管理人の実力・3
「……は? 馬鹿じゃねぇのかお前!」
ビンは一瞬停止したが、ドアが開いたのでそのまま外に逃げようとする。
「戻れ! ビン!」とリタが叫ぶも、時は既に遅し。
「トゥーイ!」
ケイギが右手を開き、そう声を発すると、ビンは、その右手にみるみる引き寄せられていく。
(吸い込まれている……!?)
雄大は目を見開いた。
「何だよ、これ……磁石かよ!」
ビンの後頭部は、やがてケイギの右手に貼り付いた。
「その通りです。これは磁力魔法ですよ」
ビンはジタバタと抵抗するが、どうやっても外れない。異世界者らは、不安そうにこの光景をただ見つめていた。

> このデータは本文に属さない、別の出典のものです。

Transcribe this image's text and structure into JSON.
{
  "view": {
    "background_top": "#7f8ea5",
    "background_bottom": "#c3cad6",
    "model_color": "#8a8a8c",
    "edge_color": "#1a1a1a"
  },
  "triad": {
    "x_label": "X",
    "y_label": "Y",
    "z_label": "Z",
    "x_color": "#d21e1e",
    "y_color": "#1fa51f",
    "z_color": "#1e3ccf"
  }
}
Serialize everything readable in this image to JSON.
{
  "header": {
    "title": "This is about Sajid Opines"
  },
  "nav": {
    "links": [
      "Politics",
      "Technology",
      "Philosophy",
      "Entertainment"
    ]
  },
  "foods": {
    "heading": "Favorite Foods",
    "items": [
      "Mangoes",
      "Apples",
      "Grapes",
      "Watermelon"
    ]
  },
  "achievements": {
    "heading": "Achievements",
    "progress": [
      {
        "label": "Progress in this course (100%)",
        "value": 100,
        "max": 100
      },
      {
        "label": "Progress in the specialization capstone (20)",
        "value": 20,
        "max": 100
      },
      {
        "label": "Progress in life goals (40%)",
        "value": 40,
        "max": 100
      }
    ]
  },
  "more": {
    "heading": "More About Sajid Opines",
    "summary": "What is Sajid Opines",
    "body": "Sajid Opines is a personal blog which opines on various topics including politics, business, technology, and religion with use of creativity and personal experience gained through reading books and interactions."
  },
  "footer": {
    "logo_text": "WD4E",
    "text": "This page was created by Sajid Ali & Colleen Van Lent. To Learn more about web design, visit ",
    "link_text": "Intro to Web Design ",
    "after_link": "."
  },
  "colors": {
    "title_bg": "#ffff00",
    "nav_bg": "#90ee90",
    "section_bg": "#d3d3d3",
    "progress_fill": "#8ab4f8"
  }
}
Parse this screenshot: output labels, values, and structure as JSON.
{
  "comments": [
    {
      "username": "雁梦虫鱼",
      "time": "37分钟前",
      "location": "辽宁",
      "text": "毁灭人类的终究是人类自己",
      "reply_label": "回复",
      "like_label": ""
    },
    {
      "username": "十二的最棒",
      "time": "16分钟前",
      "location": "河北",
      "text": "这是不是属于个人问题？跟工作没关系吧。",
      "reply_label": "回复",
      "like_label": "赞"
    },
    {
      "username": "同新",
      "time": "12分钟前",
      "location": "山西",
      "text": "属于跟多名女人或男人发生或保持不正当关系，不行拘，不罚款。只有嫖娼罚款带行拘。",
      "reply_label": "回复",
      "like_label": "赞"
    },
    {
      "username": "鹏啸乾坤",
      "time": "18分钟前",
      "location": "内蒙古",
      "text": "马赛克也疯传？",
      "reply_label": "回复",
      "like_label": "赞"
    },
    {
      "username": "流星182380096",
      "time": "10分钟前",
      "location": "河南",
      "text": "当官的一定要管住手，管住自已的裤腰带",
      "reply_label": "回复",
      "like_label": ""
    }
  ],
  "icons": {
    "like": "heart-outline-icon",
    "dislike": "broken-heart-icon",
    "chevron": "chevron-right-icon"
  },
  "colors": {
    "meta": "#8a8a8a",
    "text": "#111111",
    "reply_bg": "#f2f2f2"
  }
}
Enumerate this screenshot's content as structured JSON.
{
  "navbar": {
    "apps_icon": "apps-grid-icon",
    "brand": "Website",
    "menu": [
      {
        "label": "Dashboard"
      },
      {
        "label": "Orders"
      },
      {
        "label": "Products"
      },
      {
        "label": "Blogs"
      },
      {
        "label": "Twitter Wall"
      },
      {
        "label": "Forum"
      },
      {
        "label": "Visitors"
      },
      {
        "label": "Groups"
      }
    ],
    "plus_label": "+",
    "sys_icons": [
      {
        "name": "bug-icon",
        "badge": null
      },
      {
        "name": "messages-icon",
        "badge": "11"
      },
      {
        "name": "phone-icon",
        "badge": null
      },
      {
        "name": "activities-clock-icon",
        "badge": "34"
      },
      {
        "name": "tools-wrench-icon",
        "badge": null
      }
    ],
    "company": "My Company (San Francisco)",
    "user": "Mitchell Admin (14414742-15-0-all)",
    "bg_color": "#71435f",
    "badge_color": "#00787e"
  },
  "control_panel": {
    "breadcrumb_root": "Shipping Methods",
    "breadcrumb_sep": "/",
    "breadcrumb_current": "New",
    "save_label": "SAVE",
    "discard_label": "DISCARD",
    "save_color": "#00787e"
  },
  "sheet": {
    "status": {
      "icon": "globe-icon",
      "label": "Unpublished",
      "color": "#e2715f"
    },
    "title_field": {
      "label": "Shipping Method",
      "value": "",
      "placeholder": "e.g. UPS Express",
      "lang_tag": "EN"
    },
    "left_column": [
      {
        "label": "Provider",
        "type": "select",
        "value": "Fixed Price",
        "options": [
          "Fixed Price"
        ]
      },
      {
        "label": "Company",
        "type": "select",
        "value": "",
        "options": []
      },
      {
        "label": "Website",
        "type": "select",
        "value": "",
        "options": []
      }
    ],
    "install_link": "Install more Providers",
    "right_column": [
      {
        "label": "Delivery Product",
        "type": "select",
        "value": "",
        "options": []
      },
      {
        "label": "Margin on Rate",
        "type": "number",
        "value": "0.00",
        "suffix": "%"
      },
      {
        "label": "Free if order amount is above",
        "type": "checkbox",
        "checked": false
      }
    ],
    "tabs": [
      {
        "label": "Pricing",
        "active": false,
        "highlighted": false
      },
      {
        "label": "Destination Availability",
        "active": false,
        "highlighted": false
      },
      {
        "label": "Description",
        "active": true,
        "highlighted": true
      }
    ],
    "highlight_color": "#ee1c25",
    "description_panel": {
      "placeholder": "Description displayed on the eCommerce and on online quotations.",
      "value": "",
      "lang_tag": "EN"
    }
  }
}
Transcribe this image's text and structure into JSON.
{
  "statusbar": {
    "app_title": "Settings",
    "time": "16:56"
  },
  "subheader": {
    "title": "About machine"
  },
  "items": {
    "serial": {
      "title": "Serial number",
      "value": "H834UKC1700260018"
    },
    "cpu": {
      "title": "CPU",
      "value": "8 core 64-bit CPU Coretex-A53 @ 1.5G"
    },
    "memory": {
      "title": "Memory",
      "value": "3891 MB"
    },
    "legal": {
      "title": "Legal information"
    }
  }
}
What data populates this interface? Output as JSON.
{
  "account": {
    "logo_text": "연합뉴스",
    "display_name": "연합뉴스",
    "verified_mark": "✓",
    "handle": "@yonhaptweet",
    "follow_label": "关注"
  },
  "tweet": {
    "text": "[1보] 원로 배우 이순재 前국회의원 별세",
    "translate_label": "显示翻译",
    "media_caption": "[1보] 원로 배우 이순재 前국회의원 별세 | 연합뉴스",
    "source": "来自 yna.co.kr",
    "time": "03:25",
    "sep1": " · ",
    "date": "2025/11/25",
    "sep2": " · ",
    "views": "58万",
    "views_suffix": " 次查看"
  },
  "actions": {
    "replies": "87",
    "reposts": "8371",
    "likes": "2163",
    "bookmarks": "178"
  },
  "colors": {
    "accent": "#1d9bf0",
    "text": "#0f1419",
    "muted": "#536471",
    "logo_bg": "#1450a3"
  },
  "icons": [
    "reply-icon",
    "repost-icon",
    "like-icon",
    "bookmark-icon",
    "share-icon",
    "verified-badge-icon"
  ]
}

「あなたは、屈強な兵士が帰って貧相な男が1人になったので、逃げられると思ったのでしょう。だけど⋯⋯無駄ですよ」
ケイギは左手を上に向けて「アストゥル」と唱えた。燃え盛る大きな火柱が立った。
ビンが「うわあ!!」と声を上げる。
(今度は火かよ……)
次から次へと見せつけられる怪現象に、雄大の頭はついていけない。
ケイギは火柱の立った左手を、ビンの横っ面ギリギリまで近づける。
「ビン!」
リタは、ケイギに向かって駆けた。
「ドムズ!」
ケイギがリタにそう発した。彼女の足取りが急に重くなり、体勢を崩し、地面にうつ伏せで倒れこむ。
「く……クソっ……!!」
(押さつけられている…!?)
雄大の毛穴がカッと開き、一気に鳥肌が立った。嫌な汗が脇に滲んだ。
「これは重力魔法の『ドムズ』です。お嬢さん、寝心地はどうでしょうか?」
「良いわけ……ねぇだろ……」
リタは、意地でも首を上げながら、ケイギを睨みつけた。